As far as humanity is concerned, the most important part in the science of sexuality is the hygiene of the vita sexualis. Preventive medicine will score its greatest successes in the field of sexual diseases. If the rules of personal hygiene are followed they may prevent many an anomaly which, when once established, is seldom amenable to treatment.
Especially does the principle, “prevention is the best cure,” hold good in the anomalies of anaesthesia. In almost ninety-nine cases out of a hundred these anomalies are contracted through the patient’s own recklessness and fault. If the patient could be guarded against sexual excesses, the main cause of impotence in all its ramifications would be removed. But the necessity of avoiding certain things requires a proper insight into the nature of these things. To be good requires a proper knowledge of the evil. “We cannot,” says Hain Friswell (Essays on English writers), “be good by pretending not to know evil. When women go mad, the most innocent, the youngest, the most purely educated often utter the most horrid and obscene language; a proof that to them evil has been known; how acquired, how taught, it is vain to ask. What the teacher ought to seek is, not to blot out and veil iniquity, since that will always be visible, but to make the heart strong enough to cast out the evil.”
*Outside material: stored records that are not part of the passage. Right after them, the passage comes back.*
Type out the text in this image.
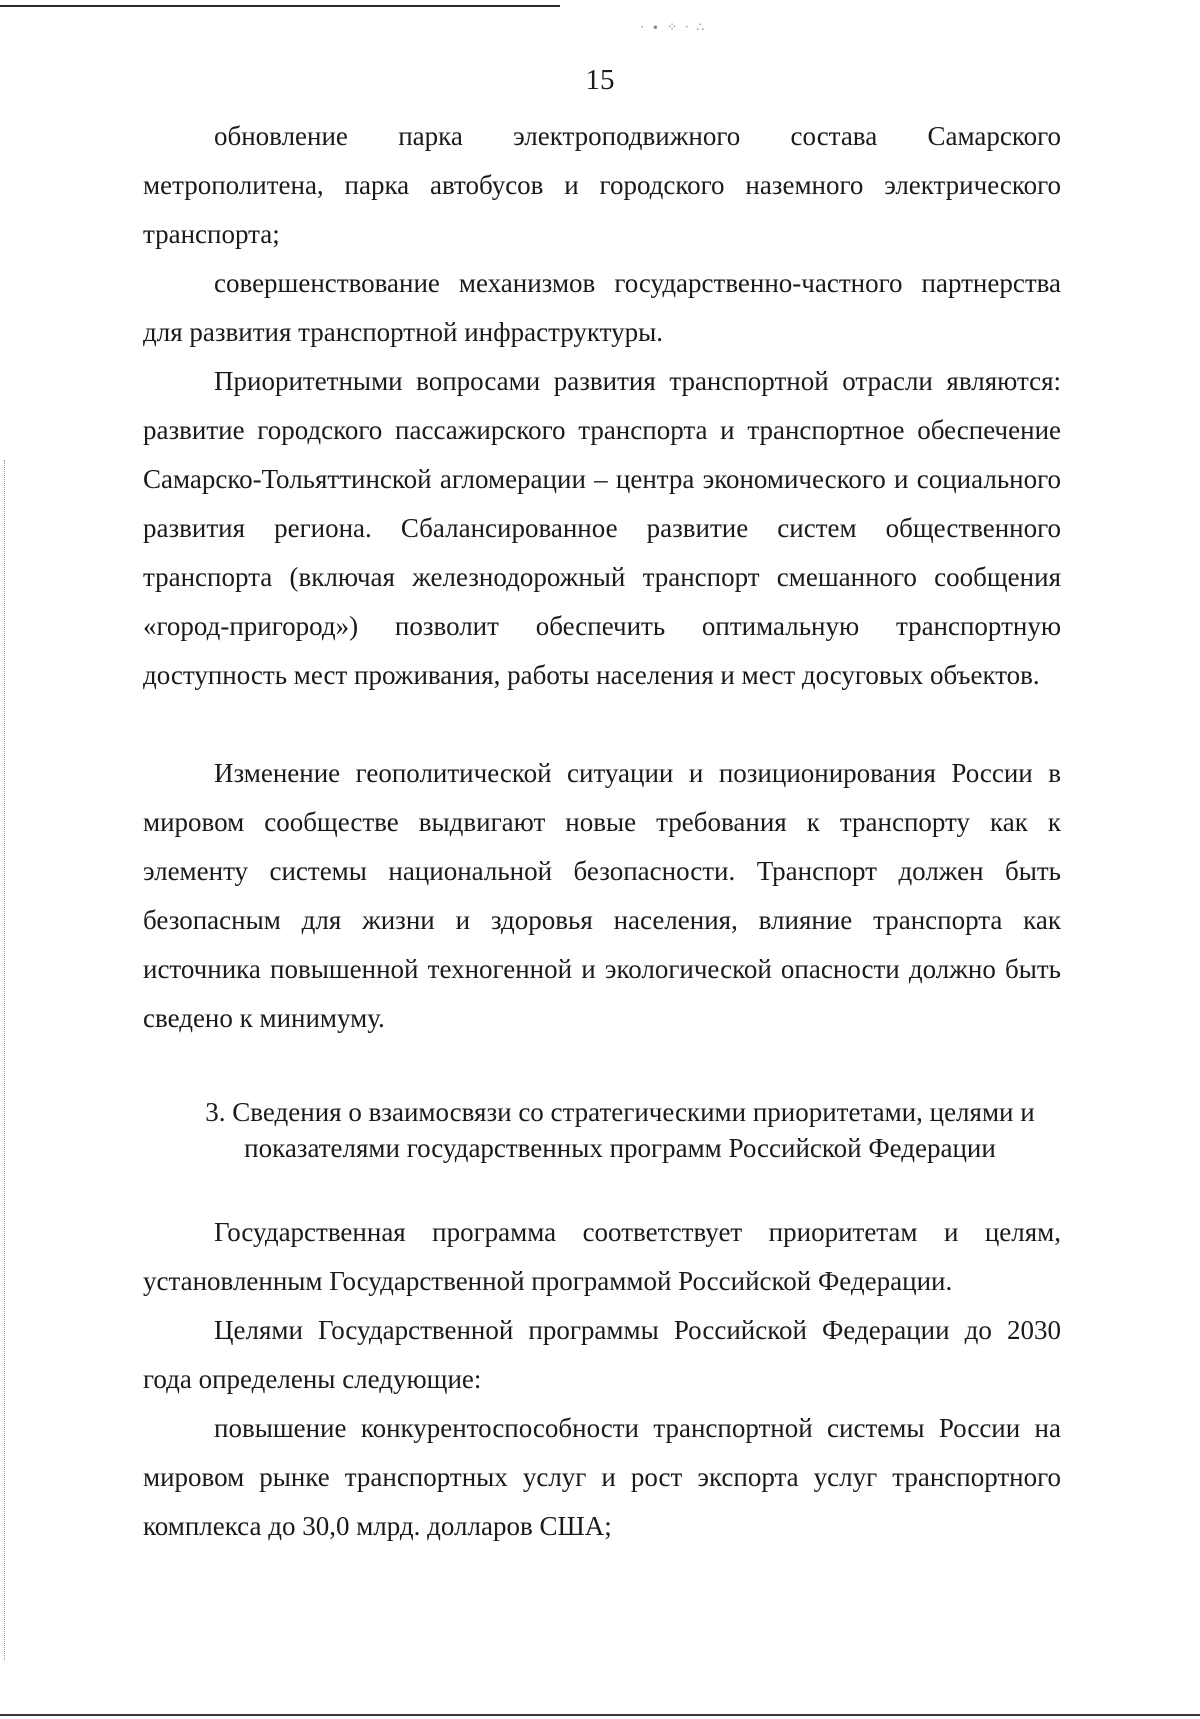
· ∙ ⁘ · ∴
15

обновление парка электроподвижного состава Самарского метрополитена, парка автобусов и городского наземного электрического транспорта;

совершенствование механизмов государственно-частного партнерства для развития транспортной инфраструктуры.

Приоритетными вопросами развития транспортной отрасли являются: развитие городского пассажирского транспорта и транспортное обеспечение Самарско-Тольяттинской агломерации – центра экономического и социального развития региона. Сбалансированное развитие систем общественного транспорта (включая железнодорожный транспорт смешанного сообщения «город-пригород») позволит обеспечить оптимальную транспортную доступность мест проживания, работы населения и мест досуговых объектов.

Изменение геополитической ситуации и позиционирования России в мировом сообществе выдвигают новые требования к транспорту как к элементу системы национальной безопасности. Транспорт должен быть безопасным для жизни и здоровья населения, влияние транспорта как источника повышенной техногенной и экологической опасности должно быть сведено к минимуму.

3. Сведения о взаимосвязи со стратегическими приоритетами, целями и показателями государственных программ Российской Федерации

Государственная программа соответствует приоритетам и целям, установленным Государственной программой Российской Федерации.

Целями Государственной программы Российской Федерации до 2030 года определены следующие:

повышение конкурентоспособности транспортной системы России на мировом рынке транспортных услуг и рост экспорта услуг транспортного комплекса до 30,0 млрд. долларов США;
To accomplish this end proper instruction in matters of sex is a condition sine qua non. The instruction should begin before the sexual idea has an emotional garb. When the habit of masturbation has once been contracted, it is very hard to break it; when promiscuous life has been tasted, all knowledge of its dangers will seldom protect the individual from continuing such a life.[BJ]
The missionary work must, therefore, begin in the nursery. The drunkard is not expected to embrace temperance by acquiring the knowledge of the injurious effects of excesses in alcohol upon soul and body. His impaired will cannot resist temptation. He must be taught to be temperate before he becomes a drunkard. The same is the case with the boy who has once tasted illicit venery. All the preaching will generally be for naught. Knowledge at this time comes too late. The young man who has gone through all the suffering of gonorrhea and syphilis, as soon as he is cured, and sometimes even before a perfect cure has been reached, forgets everything, under passion to resistless impulse, and associates again with meretricious women. His practical experience, just as the theoretical knowledge of the medical student, is not powerful enough to keep away a man from illicit indulgence, once he has made its acquaintance. But if the dangers are known to the individual before he has tasted from the forbidden tree of knowledge, he will, in most cases, avoid tasting the fruit which may contain one of the deadliest poisons.
Hence the lessons in sex-matters must be given quite early. It is very unfortunate that even the cultured public has not learned yet that the young child, even the infant, shows some sex manifestation. The general public is unwilling to be enlightened about the genetic functions of the child. There is no need to go as far as Freud’s school and reduce the most innocent infantile natural activities to the emotions of sex; still it is agreed among the keenest observers that, if infants and small children are not carefully watched and protected against themselves, lewd servants, and ignorant mothers, autoeroticism may be established at such an early period that the first lesson in sex instruction will come too late. For masturbation, once it has become a habit, will seldom be relinquished until normal sex relations take its place, instruction or no instruction.[BK] The child must be brought up in such a way that it will reach puberty without any kind of contamination, either by masturbation or by prostitution.
Only upon such pure and chaste children will lectures on the dangers of sex irregularities have any influence. The reason why the medical student with all his supposed knowledge of sex is not different from any other young man, is that he acquired his knowledge too late to be of any value. If he had begun his studies on the pathology of syphilis and gonorrhoea and had known the dangers of the venereal scourge before he ever had a taste of sex, it is very likely that with the knowledge of the danger lurking, not only to himself but also to those dearest to a man’s heart, his future wife and children, he would abstain from the association with meretricious venery. But when the medical student began to gain the knowledge of sex,[BL] it was too late for him to resist. Like the habitual drunkard, he had lost the power of resistance.
Education of infants.—The teaching of matters sexual must hence begin very early in life. Cases are known where masturbation was started before the first year of the child’s life had passed. The child has the impulse to touch and pull everything within its reach. Hence the infant will also try to play with its genitals. A phimosis or an inflammation of the prepuce, in the boy, and in the girl uncleanliness in the vulva or pin-worms in the rectum, may cause itching in the genital parts and induce the child to touching and rubbing these parts. The manipulations may cause an agreeable tickling sensation and may awaken a feeling of lust. The feeling operates then in the memory and excites to a taste of sexual activity before sexual consciousness has had time to be naturally awakened through the growth of the sex-centres.
Sometimes servants, either to quiet the child or out of lust and ignorance, tickle the child’s genital organs or gently slap the gluteal region and thus awaken a lustful feeling.
The natural curiosity of children often leads them to an examination and finally to a titillation of their genital organs, even without the aid of any vicious instruction.
It is, therefore, the duty of parents to prevent their infants from becoming masturbators. They must see to it that the child does not manipulate with its genitals. The little hand ought not to touch any part below the waist-line.